The Inland Revenue Authority of Singapore (IRAS) has issued Advance Ruling (Income Tax) Summary No. 23/2025, addressing whether a company’s utilisation of unremitted foreign-sourced income (FSI) to fund a share capital reduction falls within the scope of section 10(25) of the Income Tax Act 1947 (ITA).

Background

A Singapore-incorporated company intends to reduce its share capital by returning funds to its shareholders. The capital reduction will be financed entirely from FSI maintained in an offshore bank account.

The income will be paid directly to shareholders’ bank accounts outside Singapore, and will not be remitted, transmitted, or brought into Singapore at any stage.

The taxpayer sought clarification on whether this capital reduction, funded using offshore FSI, triggers taxation under s 10(25) ITA, which deems certain foreign-sourced amounts as taxable when remitted into Singapore.

Subject of the Ruling

The ruling considers whether the use of unremitted FSI as capital reduction proceeds, distributed outside Singapore:

  • constitutes a remittance or constructive remittance into Singapore, and
  • therefore falls within the ambit of s 10(25) ITA, potentially subjecting the amount to Singapore income tax.

The published summary does not specify IRAS’ conclusion.

Key Implications

1. Classification of Distribution for Tax Purposes

A capital reduction should not be treated as a dividend, provided the legal requirements under the Companies Act are met. However, the source of funds—in this case, FSI—introduces potential tax exposure if the distribution is viewed as:

  • indirectly benefiting the Singapore entity, or
  • equating to bringing FSI into Singapore via a “financial arrangement.”

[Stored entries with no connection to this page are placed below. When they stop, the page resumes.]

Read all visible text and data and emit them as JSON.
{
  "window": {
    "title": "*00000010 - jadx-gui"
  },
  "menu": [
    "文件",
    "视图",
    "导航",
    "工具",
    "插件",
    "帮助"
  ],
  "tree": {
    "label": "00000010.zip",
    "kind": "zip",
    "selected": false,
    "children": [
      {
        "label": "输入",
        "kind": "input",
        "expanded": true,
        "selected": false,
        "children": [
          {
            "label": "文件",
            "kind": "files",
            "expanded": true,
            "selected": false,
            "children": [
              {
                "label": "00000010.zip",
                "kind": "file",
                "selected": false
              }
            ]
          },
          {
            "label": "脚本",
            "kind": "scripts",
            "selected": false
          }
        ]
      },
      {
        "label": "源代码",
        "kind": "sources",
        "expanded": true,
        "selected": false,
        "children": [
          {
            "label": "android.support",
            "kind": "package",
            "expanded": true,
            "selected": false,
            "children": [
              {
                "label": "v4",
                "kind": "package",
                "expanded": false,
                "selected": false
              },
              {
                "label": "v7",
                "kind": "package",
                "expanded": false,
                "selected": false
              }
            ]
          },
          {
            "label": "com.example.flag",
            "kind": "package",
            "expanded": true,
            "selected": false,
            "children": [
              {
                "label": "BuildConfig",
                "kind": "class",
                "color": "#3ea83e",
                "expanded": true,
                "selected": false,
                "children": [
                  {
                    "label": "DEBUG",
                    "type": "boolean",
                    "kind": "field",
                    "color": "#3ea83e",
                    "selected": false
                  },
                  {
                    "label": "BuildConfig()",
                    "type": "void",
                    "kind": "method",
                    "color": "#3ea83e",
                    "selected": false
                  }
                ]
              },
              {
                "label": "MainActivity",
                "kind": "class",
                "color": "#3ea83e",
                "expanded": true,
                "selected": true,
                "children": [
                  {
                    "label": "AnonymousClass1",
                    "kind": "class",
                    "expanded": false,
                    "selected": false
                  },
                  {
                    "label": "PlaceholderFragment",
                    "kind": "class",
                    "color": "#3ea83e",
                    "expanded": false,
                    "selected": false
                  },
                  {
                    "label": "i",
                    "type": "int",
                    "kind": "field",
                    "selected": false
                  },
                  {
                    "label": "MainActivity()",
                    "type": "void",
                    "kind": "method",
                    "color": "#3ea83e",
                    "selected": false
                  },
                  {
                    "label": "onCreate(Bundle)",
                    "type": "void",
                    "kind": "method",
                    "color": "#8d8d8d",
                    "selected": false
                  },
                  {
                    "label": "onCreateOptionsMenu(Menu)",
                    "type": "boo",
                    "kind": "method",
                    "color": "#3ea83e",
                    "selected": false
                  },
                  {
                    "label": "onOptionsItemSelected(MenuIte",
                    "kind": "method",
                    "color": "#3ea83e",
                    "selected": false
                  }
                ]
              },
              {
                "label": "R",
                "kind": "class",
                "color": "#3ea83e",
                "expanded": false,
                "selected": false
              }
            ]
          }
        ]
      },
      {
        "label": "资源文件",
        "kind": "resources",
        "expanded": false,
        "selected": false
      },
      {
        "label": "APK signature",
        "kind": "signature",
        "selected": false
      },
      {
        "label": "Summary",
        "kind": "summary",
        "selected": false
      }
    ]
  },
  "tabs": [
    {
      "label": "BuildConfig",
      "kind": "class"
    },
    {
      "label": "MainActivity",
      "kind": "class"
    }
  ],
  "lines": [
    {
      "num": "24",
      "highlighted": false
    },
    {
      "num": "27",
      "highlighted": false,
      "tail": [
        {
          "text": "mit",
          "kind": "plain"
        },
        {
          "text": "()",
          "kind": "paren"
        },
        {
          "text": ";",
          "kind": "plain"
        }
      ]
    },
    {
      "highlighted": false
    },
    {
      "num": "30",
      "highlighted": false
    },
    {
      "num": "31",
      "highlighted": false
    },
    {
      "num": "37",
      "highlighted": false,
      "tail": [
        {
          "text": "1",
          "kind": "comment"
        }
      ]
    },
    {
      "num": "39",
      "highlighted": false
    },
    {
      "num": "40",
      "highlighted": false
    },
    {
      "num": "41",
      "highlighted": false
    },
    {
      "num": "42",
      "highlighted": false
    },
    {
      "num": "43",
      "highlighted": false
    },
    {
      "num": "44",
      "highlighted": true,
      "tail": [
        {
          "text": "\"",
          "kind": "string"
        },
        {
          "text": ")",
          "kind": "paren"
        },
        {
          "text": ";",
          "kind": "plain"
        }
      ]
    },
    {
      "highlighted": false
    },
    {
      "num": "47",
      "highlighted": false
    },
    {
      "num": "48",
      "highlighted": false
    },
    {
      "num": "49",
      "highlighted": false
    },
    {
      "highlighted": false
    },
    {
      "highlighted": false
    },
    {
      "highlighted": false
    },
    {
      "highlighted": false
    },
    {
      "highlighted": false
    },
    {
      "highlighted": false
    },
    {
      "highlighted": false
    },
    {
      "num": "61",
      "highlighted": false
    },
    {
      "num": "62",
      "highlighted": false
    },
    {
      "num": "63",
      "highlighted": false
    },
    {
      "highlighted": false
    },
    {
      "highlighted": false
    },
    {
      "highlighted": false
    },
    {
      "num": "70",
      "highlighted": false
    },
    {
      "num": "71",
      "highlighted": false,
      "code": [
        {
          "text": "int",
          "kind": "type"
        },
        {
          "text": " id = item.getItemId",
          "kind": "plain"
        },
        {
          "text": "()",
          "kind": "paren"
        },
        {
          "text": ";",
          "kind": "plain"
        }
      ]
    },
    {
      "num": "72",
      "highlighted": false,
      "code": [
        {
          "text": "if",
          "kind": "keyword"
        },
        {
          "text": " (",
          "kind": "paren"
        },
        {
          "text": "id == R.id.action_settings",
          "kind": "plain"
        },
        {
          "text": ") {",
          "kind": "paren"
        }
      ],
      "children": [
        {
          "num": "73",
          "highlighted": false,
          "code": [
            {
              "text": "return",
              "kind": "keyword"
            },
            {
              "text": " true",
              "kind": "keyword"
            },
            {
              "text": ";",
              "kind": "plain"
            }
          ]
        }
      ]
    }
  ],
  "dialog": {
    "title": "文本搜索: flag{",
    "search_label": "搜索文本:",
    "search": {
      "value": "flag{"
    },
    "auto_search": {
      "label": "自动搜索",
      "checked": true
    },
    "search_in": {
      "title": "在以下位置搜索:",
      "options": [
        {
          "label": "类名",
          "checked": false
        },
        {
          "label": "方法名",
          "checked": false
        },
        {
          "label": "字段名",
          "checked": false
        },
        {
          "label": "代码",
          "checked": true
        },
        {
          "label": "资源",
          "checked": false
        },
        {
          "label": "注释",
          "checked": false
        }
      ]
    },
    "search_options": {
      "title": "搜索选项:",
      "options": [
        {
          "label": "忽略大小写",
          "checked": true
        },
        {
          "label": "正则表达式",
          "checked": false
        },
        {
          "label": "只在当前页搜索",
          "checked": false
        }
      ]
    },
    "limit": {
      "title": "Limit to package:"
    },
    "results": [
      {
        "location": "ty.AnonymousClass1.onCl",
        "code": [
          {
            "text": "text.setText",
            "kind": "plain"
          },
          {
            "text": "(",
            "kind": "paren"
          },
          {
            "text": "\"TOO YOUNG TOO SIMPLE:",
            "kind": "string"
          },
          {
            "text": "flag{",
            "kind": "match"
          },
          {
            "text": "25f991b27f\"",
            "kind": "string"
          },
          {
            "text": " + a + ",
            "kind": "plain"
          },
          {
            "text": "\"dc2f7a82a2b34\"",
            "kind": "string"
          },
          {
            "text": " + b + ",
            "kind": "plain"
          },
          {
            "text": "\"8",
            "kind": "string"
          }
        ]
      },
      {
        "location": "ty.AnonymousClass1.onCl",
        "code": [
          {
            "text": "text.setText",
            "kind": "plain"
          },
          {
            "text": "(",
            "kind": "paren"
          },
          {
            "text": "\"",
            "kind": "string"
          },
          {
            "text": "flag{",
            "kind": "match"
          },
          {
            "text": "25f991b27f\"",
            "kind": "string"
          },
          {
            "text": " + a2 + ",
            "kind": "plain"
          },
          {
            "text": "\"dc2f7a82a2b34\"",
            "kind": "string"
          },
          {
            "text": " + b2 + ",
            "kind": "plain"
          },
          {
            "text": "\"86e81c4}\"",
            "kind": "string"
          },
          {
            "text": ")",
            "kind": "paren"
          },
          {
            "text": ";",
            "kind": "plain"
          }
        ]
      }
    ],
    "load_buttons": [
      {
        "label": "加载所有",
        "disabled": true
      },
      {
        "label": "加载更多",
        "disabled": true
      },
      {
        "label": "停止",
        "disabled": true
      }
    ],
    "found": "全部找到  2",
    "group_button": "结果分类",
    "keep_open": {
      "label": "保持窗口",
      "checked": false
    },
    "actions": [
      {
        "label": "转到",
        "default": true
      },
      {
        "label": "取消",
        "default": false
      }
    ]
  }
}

Professionals must evaluate whether the capital reduction is substance-based or form-based, especially where the reduction mirrors a profit distribution.

2. Constructive Remittance Risk

Section 10(25) may apply even where funds do not physically enter Singapore. Potential constructive remittance risks include:

  • payments made on behalf of the Singapore entity,
  • settlements of obligations connected to Singapore operations,
  • economic benefit accruing to the Singapore company indirectly.

A direct payment from an offshore account to foreign shareholders, if entirely offshore and with no Singapore nexus, typically mitigates this risk. However, IRAS’ interpretation in capital reduction scenarios remains critical.

3. Accounting Treatment

Under financial reporting standards:

  • A capital reduction is recorded as a debit to share capital and a credit to cash (offshore), not through the profit and loss statement.
  • No gain or loss is recognised.
  • Disclosure of the nature of the transaction, the source of funds, and the rationale is required under statutory reporting and governance frameworks.

Companies should also assess the impact on solvency statements, capital maintenance, and going-concern disclosures.

4. Withholding Tax Considerations

Although capital reductions are not subject to Singapore withholding tax, tax advisers must ensure:

  • the distribution is properly documented as capital, not profit;
  • there is no recharacterisation risk (e.g., disguised dividends).

5. Practical Compliance Issues

a. Documentation Requirements

Companies should maintain:

  • board resolutions and shareholder approvals for capital reduction;
  • evidence supporting the offshore nature of the transaction;
  • transaction flow documentation proving the funds never touched Singapore.

b. Banking and Treasury Constraints

Some banks may require:

  • enhanced substantiation of source of funds;
  • due diligence on large offshore transfers;
  • clear confirmation that the funds originate from accumulated FSI.

This may extend transaction lead times.

c. Interaction with the FSI Exemption Regime

Even if not remitted, businesses must:

  • track accumulated FSI separately,
  • demonstrate that the amounts were never previously remitted, and
  • ensure compliance with reopening rules should IRAS scrutinise earlier periods.

This advance ruling highlights continued uncertainty around capital reductions funded by unremitted foreign-sourced income, especially in relation to constructive remittance under s 10(25). Companies considering similar transactions should:

  • conduct a detailed tax analysis on Singapore remittance rules,
  • prepare robust documentation supporting offshore flows, and
  • ensure clear accounting treatment aligned with statutory requirements.

Further guidance from IRAS upon full release of the ruling will likely clarify practical interpretations for corporate taxpayers.